Marriott resort plan adds 980 rooms in Riviera Maya
Marriott, Aimbridge Hospitality, and Grupo Satli are moving toward a 980-room all-inclusive resort in the Riviera Maya, with plans to bring the property into Marriott’s all-inclusive portfolio in 2027. The announcement adds another large resort project to a corridor already defined by scale, beachfront branding, and pressure on local infrastructure. The companies disclosed major amenities, including 12 pools and 13 food-and-beverage venues, but left several public details unanswered, such as the project cost and the exact municipality.
Marriott’s huge Riviera Maya resort plan is no small bet
Marriott International, Aimbridge Hospitality, and Grupo Satli have announced a 980-room all-inclusive resort project for the Riviera Maya. The plan adds another large property to a coastal corridor already crowded with hotel investment.
The project is planned for a 180-hectare beachfront site. It would have about 400 meters of beachfrontage. The companies said the property would include 13 food-and-beverage venues, 12 pools, broad water areas, and a large spa. Plans also include more than 4,000 square meters of indoor meeting and event space. A lazy river, two tennis courts, and entertainment areas are also planned.
The announcement did not identify the municipality. It did not give a project cost, cite a federal environmental authorization, or disclose a construction start date. The companies said the resort is expected to operate first as an independent brand. It would then join the Marriott Hotels All-Inclusive portfolio in 2027.
A large project in a crowded corridor
Grupo Satli is listed as the developer and owner. Aimbridge’s All-Inclusive Division is expected to operate the property. Marriott would bring it into its all-inclusive portfolio in Mexico. That portfolio already includes Marriott Cancun, an all-inclusive resort in northern Cancun.
Uriel Burak, Marriott’s vice president of development for the Caribbean and Latin America, described the deal as the company’s “first Marriott Hotels & Resorts branded all-inclusive property in the Riviera Maya region.”
Jamal Satli Iglesias, chair of Grupo Satli, said the project has an “anticipated opening in 2027.” Aimbridge executives said the agreement expands the company’s all-inclusive work in Mexico and Latin America.
The scale is the story. A 980-room resort is not a boutique addition. It is a room-heavy bet on the continued strength of the Riviera Maya. It also bets on travelers who want a mostly self-contained vacation. The package is built around food, pools, beach access, meetings, weddings, and entertainment.

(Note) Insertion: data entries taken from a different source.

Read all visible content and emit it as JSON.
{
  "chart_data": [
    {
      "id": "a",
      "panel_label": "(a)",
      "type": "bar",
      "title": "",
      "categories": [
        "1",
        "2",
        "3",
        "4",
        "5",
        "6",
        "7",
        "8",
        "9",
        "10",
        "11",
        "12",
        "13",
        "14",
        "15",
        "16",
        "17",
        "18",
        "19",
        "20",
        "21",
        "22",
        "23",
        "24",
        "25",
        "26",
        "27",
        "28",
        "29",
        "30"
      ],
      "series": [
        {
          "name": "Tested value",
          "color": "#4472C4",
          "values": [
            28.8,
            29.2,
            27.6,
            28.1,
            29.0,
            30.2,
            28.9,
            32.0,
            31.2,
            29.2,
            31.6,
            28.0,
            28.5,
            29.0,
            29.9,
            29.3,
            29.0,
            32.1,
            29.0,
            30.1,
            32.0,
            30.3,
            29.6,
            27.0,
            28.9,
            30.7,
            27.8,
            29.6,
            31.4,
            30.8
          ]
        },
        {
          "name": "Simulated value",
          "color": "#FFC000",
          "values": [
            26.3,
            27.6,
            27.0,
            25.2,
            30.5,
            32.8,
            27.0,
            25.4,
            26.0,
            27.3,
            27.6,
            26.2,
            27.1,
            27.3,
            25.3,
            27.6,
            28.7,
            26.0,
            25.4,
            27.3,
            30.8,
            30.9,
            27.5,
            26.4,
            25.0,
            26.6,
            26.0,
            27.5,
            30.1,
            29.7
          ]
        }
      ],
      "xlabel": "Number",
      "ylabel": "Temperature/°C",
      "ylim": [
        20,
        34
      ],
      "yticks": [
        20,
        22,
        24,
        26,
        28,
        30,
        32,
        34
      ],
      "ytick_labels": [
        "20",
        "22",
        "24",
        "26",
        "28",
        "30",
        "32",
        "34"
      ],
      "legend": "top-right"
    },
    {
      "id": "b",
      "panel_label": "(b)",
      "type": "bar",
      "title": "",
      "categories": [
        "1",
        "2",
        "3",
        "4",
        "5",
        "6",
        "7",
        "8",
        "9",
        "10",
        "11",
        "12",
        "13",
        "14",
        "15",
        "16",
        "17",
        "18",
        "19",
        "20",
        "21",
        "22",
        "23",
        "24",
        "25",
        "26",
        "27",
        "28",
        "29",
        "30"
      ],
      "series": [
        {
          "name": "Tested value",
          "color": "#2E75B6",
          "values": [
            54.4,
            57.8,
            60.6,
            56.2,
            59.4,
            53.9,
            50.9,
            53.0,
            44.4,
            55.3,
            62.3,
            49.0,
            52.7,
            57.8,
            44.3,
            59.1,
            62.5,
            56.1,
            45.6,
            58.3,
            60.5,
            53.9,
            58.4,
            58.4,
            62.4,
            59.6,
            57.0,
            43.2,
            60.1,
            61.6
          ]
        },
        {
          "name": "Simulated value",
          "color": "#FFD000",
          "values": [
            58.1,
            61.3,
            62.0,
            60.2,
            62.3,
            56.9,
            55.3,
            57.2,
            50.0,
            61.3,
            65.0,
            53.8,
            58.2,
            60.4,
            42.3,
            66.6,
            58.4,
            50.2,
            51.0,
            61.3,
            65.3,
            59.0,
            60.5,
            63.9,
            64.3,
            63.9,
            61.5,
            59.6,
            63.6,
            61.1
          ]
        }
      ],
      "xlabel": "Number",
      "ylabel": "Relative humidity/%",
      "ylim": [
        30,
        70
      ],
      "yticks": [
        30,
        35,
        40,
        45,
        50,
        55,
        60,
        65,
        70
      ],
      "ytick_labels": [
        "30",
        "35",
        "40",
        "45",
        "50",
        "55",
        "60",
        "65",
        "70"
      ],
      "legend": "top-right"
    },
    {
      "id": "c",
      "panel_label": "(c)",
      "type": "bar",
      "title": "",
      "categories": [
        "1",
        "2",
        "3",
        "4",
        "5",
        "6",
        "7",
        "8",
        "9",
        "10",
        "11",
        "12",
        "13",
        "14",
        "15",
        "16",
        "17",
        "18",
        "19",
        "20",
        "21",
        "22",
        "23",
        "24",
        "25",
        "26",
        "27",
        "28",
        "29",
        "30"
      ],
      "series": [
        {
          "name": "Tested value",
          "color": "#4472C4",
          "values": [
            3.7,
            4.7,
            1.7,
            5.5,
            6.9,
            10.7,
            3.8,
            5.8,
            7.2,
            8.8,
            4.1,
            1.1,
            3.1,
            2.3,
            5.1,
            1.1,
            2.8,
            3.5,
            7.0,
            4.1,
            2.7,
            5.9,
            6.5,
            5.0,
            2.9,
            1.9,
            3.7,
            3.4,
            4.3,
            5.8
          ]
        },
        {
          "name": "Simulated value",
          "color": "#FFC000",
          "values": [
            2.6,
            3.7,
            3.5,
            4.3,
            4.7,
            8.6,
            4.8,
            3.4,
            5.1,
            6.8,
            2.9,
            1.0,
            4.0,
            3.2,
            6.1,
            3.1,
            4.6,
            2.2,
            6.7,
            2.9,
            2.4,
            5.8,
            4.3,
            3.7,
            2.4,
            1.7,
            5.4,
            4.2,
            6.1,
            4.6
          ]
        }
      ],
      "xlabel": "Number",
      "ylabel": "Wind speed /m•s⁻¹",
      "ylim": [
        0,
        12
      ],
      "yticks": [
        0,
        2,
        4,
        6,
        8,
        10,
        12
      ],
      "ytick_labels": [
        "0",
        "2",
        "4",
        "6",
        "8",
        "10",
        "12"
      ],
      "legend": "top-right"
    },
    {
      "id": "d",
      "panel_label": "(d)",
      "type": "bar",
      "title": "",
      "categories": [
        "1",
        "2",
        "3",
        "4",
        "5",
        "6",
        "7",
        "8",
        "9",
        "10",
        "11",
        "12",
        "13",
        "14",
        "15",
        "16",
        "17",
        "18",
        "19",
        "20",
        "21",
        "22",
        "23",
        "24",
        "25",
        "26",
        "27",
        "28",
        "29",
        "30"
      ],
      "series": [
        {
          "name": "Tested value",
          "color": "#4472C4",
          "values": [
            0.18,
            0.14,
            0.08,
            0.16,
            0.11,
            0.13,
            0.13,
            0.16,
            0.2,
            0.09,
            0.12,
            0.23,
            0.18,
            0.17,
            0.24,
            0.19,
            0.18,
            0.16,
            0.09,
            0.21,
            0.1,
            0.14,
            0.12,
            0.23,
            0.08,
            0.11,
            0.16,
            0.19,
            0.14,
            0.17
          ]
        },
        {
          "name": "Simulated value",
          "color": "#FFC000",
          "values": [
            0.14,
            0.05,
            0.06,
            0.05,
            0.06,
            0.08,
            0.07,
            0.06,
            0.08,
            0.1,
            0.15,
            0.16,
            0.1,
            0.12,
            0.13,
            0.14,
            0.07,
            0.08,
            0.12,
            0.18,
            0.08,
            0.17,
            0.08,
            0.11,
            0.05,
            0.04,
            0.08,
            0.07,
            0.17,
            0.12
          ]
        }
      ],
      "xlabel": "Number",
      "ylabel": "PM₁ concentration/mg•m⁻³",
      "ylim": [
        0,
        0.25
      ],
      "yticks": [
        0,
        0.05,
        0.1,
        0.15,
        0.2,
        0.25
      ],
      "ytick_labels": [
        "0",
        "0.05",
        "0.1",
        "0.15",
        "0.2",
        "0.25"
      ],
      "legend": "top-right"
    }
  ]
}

All-inclusive growth keeps moving
The announcement lands during a period of continued large-hotel planning along the Mexican Caribbean. A recent 1,000-room Riviera Cancún complex from Grupo Posadas showed the same pattern. Developers are still building around premium rooms, group travel, and large amenity packages.
The same model can produce uneven effects outside the hotel gates. Tourism operators in Quintana Roo have said some resort guests are spending less outside all-inclusive properties. That includes parks, tours, and other activities. That can happen even when hotels remain busy.
More rooms can mean more payroll, tax activity, and demand for suppliers. They can also keep more visitor spending within a single property. That is especially true when meals, drinks, entertainment, and activities are bundled into the room price.
Investment continues despite strain
Quintana Roo remains one of Mexico’s strongest magnets for tourism capital. The federal tourism investment portfolio for the first four months of 2026 listed 773 projects across the country. Together, they were worth more than 42.452 billion dollars. Quintana Roo accounted for 20 percent of programmed tourism investment, the largest share among Mexican states.
That helps explain why large brands keep moving into the corridor. The Riviera Maya has global name recognition. It has airport access through Cancun and Tulum. It also has a long record of selling beach vacations to North American and European markets.
It also explains the scrutiny. New beachfront projects now arrive in a region with harder limits. Water, roads, coastal access, labor housing, sargassum, wastewater, and land clearing are no longer side issues. They are part of the cost of growth.
What has not been disclosed
The companies have described the brand plan and the resort amenities. They have not publicly provided a project budget, a permitting timeline, the precise site, or the number of expected jobs. They also have not said whether the work involves new construction, conversion, expansion, or a combination of these.
Those details matter because the Riviera Maya is no longer judged only by arrivals and room counts. Each new project now faces that test. Tourism demand remains high, but land, infrastructure, and public patience are finite.